While too large to power cars and probably even trucks, the Bussard reactor is sufficiently compact that it could power trains, cargo ships, ocean liners, possibly even large aircraft, in addition to the military fleet.
There are also alternatives known as the Z-pinch reactor. Early models were a one-shot affair destroying their electrodes with each firing and thus not useful commercially, but new designs involving robust coaxially positioned electrodes that aren’t destroyed with each power shot, promise to make the reactor one that can be used for continuous power production.

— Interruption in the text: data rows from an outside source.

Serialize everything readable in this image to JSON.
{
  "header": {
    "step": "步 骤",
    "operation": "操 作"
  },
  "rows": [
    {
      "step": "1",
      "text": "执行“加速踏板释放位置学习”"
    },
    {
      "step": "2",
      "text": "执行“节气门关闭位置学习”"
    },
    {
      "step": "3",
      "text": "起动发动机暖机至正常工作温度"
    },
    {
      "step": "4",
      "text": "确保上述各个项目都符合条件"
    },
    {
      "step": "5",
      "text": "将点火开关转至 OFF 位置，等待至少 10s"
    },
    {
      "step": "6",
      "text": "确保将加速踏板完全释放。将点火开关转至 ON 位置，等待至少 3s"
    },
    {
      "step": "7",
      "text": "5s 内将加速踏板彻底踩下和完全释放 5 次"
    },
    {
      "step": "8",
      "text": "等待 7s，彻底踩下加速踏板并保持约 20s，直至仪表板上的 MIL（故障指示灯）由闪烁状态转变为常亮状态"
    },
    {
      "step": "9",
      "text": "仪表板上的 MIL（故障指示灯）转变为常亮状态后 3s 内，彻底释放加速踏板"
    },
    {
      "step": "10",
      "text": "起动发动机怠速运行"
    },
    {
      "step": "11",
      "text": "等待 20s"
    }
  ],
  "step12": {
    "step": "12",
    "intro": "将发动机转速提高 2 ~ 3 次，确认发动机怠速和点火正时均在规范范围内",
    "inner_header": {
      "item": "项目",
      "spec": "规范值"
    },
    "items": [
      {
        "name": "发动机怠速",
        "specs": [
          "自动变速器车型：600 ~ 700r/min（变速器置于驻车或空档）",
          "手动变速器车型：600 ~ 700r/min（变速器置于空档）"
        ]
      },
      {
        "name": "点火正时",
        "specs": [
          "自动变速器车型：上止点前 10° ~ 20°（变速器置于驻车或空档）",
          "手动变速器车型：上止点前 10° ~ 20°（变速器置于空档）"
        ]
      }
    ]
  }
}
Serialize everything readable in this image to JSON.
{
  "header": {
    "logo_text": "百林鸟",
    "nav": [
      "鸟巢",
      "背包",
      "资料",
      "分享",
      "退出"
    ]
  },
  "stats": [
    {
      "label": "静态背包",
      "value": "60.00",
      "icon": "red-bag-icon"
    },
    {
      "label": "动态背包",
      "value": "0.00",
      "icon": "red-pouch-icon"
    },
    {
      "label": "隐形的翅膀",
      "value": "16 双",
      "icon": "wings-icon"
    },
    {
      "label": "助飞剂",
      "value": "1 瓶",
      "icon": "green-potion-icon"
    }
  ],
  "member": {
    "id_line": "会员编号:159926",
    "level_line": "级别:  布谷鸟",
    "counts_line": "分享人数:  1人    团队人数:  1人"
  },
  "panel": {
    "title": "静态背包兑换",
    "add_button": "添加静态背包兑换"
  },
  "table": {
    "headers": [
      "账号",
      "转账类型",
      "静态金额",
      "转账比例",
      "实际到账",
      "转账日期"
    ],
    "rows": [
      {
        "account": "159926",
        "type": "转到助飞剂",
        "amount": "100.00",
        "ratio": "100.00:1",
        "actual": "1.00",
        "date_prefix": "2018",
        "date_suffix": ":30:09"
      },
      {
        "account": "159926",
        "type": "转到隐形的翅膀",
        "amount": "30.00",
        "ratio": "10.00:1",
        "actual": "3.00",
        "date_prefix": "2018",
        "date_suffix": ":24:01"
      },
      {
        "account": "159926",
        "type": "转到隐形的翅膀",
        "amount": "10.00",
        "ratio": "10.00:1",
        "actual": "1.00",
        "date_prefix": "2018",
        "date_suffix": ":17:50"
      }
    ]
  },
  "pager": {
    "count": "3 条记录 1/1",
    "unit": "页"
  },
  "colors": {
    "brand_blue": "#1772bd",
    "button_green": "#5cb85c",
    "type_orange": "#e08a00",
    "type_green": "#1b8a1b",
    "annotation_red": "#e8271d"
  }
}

There is also a new design called a levitated dipole, and it’s based on the fact that the Earth’s magnetic field very efficiently contains a very hot plasma, all three of these devices have the promise of producing energy without neutrons and thus without even signficant quantitues short-term radioactive wastes. Very minor quantitues are produced by unintended side reaction but these are minimized in the Bussard design by the fact that the colliding energies are finally tuned so that they are only efficient for the desired atoms to interact. The Z-pinch and levitated dipole are still thermal devices and so these devices will have more undesired side reactions than the Bussard machine.
We don’t know how long it will take for any of these to come online, but the sun shines and the wind blows today and the Earth has hot magma under the surface today, and the oceans have currents and tides and thermal gradients today. We should take advantage of all these things today; to eliminate the energy barrier and allow the global economy to prosper.